L’ennui à l’adolescence : à la recherche de l’ombre du temps perdu

L’adolescence est le passage plus ou moins périlleux du statut de l’enfant à celui de l’adulte, vécu encore naïvement comme une fin en soi, et qui, dans le meilleur des cas, est élaboré comme une transformation de l’individu dans une séquence, mort/gestation/renaissance… vers une fin pour l’autre.

L’enfant, et c’est là tout l’enjeu, apprend à éprouver qu’en formant et organisant une véritable relation interpersonnelle avec l’autre extérieur à son milieu (apprendre à ne pas mettre tous ses investissements, tous ses œufs, dans le même panier) il échappera à l’angoisse de séparation, voire à la peur d’abandon et de mort (il pourra toujours se retourner vers quelqu’un… rentrer à la maison), qui le hante à cet âge carrefour et charnière d’individuation – autonomisation et subjectivation – qu’est l’adolescence. Qui le hante depuis l’enfance, mais qu’il pressent désormais possibles avec les modifications pubertaires qui le sollicitent de l’intérieur. C’est l’âge de l’amour et de la violence. Et il va falloir montrer ce que l’on a dans « le cœur » et dans « le ventre » : la personne en devenir, homme ou femme, apte à tuer car désormais munie d’un potentiel agressif voire meurtrier ; de même la procréation devient possible.

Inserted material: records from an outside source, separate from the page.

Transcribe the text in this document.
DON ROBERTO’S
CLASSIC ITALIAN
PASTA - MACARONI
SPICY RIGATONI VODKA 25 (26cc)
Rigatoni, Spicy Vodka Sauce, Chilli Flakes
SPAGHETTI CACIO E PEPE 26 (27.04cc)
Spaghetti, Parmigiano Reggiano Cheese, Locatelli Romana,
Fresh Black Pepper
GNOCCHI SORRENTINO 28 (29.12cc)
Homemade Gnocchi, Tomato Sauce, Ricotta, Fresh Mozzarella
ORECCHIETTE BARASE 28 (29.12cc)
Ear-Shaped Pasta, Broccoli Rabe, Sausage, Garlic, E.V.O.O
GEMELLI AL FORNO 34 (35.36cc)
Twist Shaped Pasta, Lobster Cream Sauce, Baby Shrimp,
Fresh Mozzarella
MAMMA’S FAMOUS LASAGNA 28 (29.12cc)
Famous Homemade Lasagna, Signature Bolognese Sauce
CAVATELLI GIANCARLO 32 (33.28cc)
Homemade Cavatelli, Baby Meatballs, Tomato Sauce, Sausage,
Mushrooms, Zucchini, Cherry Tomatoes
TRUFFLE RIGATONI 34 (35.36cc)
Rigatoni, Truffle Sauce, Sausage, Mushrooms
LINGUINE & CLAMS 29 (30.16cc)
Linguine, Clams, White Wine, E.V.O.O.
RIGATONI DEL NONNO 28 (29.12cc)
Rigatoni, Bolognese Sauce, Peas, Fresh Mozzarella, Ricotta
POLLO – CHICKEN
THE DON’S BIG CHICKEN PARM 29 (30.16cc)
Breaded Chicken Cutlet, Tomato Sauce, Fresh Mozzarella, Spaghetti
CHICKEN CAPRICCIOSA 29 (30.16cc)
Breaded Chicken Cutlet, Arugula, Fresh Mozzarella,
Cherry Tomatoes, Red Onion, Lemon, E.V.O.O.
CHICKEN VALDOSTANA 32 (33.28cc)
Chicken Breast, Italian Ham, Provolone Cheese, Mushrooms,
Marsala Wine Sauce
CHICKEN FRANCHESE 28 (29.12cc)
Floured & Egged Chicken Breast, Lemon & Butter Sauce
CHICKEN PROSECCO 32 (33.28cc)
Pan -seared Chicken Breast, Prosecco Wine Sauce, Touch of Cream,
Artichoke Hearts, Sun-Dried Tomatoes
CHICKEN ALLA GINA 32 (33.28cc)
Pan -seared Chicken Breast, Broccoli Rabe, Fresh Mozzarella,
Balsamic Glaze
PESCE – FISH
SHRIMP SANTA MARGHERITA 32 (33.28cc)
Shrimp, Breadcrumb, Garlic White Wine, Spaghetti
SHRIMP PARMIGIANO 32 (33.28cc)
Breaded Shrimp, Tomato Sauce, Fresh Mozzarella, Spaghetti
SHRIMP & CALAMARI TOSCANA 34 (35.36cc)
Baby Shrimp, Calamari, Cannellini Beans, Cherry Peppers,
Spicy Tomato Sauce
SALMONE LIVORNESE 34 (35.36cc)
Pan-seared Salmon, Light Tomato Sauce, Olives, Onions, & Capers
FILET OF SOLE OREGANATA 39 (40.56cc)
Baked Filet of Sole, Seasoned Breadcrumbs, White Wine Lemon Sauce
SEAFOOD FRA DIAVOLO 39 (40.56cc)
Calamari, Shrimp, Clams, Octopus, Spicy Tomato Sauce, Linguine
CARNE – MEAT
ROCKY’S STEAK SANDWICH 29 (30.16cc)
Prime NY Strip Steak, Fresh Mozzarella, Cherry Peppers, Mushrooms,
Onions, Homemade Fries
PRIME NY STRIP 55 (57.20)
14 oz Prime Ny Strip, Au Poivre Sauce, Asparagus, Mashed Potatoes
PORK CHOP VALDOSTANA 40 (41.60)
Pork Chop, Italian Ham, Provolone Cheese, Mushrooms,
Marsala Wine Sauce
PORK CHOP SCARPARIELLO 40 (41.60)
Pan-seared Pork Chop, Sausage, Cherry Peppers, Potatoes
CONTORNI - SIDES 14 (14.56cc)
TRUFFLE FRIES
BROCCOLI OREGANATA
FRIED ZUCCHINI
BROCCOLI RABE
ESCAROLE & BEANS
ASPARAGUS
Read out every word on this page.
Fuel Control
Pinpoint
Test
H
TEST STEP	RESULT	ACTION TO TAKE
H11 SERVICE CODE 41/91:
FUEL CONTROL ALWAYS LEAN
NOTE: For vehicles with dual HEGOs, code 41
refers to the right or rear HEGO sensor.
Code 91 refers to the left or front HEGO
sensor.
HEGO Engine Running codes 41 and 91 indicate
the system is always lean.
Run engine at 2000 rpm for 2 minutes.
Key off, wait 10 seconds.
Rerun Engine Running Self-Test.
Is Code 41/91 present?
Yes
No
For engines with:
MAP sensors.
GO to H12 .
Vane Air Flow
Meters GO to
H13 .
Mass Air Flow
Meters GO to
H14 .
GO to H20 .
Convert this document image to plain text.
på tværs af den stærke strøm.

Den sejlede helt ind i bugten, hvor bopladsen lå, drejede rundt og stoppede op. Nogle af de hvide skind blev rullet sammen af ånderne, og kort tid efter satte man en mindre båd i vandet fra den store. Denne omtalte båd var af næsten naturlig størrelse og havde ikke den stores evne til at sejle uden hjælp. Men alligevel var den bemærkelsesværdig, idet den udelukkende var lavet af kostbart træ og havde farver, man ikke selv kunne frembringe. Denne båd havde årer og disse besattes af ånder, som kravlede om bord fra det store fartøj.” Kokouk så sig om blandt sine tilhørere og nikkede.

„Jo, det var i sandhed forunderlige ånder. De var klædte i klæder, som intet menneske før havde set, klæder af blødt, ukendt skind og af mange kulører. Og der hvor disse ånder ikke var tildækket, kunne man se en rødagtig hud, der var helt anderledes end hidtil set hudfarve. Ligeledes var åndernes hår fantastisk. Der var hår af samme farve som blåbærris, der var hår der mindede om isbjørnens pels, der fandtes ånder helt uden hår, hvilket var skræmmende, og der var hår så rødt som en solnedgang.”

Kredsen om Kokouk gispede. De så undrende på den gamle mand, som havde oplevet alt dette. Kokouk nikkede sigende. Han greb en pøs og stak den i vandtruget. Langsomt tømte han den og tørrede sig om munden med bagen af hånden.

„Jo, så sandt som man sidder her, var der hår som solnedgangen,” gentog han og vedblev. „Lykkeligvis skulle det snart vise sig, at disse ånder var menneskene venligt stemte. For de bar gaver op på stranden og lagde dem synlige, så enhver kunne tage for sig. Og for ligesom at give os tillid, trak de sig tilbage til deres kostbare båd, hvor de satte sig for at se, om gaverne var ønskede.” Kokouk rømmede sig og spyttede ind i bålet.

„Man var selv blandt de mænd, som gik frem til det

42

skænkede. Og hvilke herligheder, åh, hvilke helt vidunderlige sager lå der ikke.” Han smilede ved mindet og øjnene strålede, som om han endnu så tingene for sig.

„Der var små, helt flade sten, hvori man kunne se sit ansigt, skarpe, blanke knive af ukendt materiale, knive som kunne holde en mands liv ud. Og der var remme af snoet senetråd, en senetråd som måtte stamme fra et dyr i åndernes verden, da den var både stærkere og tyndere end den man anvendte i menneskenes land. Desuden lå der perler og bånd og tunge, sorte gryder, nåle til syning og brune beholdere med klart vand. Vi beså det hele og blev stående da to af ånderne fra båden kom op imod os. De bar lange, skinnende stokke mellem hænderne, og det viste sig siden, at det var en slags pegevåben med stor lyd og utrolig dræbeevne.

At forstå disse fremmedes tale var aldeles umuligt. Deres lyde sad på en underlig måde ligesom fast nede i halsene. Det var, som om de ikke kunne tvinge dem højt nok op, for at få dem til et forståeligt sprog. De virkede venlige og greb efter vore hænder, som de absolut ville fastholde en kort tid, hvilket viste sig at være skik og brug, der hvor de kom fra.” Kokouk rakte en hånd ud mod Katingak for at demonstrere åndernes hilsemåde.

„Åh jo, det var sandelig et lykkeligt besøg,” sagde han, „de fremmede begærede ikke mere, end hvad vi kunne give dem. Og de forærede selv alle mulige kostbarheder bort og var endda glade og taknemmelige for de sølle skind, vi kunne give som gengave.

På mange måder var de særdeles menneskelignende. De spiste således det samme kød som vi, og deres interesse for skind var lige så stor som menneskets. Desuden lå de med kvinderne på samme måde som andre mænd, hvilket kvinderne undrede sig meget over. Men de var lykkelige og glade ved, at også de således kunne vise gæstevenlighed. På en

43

Deux dimensions rendent actable la séparation d’avec ses objets premiers.

L’adolescence, c’est grandir (grandire). Avec la contraction de champ qu’apporte l’âge, l’espace tend à diminuer, tandis que le temps, lui, s’accélère. Parfois celui-ci sort de ses gonds et sa flèche, quelque peu affolée, tourne alors dans tous les sens, progrédients comme régressifs, vers l’avenir tout en ramenant au passé, rendant difficile voire inacceptable le temps présent.

Au sortir de l’enfance, l’individu qui advient sujet devient autre… Et s’il veut, poussé par la pression naturelle, le caractère inné et inéluctable de la tendance au développement, il se distancie de son milieu originaire ; aller plus loin et « aimer ailleurs » dans un désir qui porte sur l’inconnu, le nouveau, le différent en remplaçant ses objets d’amour infantiles par des objets de substitution.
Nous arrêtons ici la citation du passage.